Soul Calibur V ReviewBlake Anglin
I love this fighting game renaissance we are going through. We're finally realizing that fighting games were actually good back in the day, so we are basing them off the glory days of yesterday. Therein lies Soul Calibur's biggest problem. It plays too much like the past games we remember…for better or worse.
On a basic level, the game works as well as any Soul Calibur, and has a few improvements to help balance out the combat. Soul Calibur has always presented a very character-driven fighter, but it was difficult to master everybody's special moves, leading many to stick with their two or three favorite characters. While learning your favorite fighter's ins and outs certainly helps, a universal input for powerful Critical Edge moves helps alleviate this somewhat, and the new Impact Guard system improves on the brutal timing of Soul Calibur 4.

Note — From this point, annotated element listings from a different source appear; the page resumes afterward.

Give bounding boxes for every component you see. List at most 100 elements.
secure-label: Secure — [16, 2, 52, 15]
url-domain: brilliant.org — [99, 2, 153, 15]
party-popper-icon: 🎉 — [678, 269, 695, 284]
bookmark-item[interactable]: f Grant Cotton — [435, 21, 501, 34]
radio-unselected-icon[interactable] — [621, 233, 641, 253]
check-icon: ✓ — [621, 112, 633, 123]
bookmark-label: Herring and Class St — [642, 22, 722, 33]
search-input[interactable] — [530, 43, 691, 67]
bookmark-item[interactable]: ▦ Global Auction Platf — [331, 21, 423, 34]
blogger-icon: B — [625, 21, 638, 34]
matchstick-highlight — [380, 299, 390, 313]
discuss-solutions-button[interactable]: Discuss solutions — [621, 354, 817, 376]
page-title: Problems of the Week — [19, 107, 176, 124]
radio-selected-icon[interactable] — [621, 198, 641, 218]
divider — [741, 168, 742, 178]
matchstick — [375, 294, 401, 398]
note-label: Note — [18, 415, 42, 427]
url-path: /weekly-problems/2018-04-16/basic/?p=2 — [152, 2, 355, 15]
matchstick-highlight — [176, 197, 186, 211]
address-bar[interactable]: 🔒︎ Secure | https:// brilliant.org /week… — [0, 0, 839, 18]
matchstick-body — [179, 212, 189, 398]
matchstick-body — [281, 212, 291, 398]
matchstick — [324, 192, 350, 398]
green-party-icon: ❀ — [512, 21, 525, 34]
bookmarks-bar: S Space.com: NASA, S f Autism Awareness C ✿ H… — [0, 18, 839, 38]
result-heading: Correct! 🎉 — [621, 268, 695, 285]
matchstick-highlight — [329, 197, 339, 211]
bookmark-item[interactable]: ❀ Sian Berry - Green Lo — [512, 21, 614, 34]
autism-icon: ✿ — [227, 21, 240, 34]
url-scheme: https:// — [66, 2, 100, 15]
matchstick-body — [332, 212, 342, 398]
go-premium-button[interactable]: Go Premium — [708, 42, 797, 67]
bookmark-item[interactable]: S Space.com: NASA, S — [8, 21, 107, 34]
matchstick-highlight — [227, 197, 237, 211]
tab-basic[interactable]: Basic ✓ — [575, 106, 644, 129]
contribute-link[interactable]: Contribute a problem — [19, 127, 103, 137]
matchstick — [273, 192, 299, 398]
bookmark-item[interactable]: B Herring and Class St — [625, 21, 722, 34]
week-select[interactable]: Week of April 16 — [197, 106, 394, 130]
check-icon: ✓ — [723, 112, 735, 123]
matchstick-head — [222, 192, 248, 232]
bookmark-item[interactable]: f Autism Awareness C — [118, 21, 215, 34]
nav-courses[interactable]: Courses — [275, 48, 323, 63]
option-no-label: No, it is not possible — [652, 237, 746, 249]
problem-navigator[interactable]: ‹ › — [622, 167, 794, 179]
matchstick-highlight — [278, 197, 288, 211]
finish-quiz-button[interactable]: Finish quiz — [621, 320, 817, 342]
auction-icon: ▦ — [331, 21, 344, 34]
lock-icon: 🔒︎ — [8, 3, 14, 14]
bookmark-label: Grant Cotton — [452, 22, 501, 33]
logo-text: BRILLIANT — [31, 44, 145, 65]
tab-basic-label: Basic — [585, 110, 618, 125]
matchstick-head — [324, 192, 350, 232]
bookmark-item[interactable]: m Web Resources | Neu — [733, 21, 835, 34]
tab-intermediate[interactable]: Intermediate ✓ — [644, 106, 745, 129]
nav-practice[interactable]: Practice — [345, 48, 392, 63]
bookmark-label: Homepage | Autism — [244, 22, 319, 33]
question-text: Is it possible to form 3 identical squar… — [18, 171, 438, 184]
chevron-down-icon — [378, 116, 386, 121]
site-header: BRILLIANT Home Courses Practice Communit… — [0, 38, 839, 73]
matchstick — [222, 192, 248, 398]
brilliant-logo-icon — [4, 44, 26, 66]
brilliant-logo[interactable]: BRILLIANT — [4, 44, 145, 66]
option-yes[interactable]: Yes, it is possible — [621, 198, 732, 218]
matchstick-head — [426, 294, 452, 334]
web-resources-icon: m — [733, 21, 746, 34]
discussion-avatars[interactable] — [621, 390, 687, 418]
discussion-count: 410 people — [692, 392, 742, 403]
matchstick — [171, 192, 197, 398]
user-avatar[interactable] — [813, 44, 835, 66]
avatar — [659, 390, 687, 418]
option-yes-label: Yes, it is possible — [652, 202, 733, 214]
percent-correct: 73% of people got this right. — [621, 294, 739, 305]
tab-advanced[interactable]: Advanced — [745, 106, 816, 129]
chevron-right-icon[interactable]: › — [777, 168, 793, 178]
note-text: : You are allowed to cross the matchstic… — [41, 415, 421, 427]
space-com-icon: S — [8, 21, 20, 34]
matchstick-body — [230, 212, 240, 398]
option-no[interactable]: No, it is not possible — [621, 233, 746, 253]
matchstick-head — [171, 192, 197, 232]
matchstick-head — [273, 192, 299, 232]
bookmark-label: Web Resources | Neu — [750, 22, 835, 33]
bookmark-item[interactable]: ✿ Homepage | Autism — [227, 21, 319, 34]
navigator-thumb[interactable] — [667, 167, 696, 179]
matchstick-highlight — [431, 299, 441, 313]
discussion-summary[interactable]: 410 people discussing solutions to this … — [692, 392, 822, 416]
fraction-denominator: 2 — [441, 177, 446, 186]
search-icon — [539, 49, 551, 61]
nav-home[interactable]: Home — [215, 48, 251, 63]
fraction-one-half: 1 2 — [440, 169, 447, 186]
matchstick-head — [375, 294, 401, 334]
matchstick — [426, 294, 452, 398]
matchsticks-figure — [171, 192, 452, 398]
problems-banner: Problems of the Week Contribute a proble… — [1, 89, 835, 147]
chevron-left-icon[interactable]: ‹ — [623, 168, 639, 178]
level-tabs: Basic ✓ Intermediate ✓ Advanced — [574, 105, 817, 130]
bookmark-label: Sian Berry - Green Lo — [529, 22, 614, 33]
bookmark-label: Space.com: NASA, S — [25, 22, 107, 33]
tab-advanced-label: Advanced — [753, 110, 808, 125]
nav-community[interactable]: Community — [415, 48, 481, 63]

These tweaks are welcome, but the rest of the combat is still beautiful. The eight-way move mechanic feels as smooth as can be, and the attack, block, throw paradigm works as well here as it ever has. Side-stepping somebody's unblockable attack and throwing them off the edge of a pit is as satisfying as it gets. Almost every character is a blast to play and learn, from Raphael's lengthy rapier strikes to Astaroth's massive hammer blows, I enjoyed practicing with every one of them. I was less impressed with the new characters introduced, with the exception of Pyrrha (who is basically Cassandra) and Viola (who uses an interesting magic orb/claw combo.) Z.W.E.I is by far my least favorite, and I was less than fond of the new Soul Calibur wielder Patroklos. Guest character Ezio is another excellent addition to the cast, but lacks the overwhelming advantage Link or Yoda conferred.
These characters are introduced in the new Story Mode, and you'll be stuck playing with them for its duration. While I appreciate the attempt at a cohesive a fluid story mode, Soul Calibur V fails on the storytelling front. The story is marred by poor voice acting and last art stills, as pretty as they might be. The few cutscenes, however, are gorgeous, but get ready to scream in frustration at the difficult final fight. I'm not sure if it was a worthwhile trade-off for the individual endings for each character, which are completely gone.
Character creation returns with some expanded options, and a number of appreciated tweaks. Pieces of armor no longer have stat boosts attached to them, and can be moved and placed basically wherever. You are still limited to the existing character's fighting styles, with the exception of an unlockable Devil Jin style, but the varied and unlockable clothing and weapon options offer plenty of customization. I grew quite fond of my tiny elf female who wielded Nightmare's sword like it was a toy bat.
While the other modes are ancillary to the standard arcade mode, they work well enough. The training options are invaluable and intuitive, and go a long way towards easing the sometimes tough learning curve of Soul Calibur. While the online options are basic, a cool Theatre Mode and solid infrastructure make it work well enough to enjoy.
While it's hard not to recommend this to Soul Calibur friends, it strikes a weird note between the new and returning camps. It's easy enough to pick up and play, but newcomers may be put off by the lack of options. While returning vets will be able to instantly pick up where they left off, the small number of innovations may be a deal-breaker. For passing a controller around a group of friends though, few games beat the fun and beauty of Soul Calibur.
Disclosure: We are provided copies of games from the game companies for some games that we review.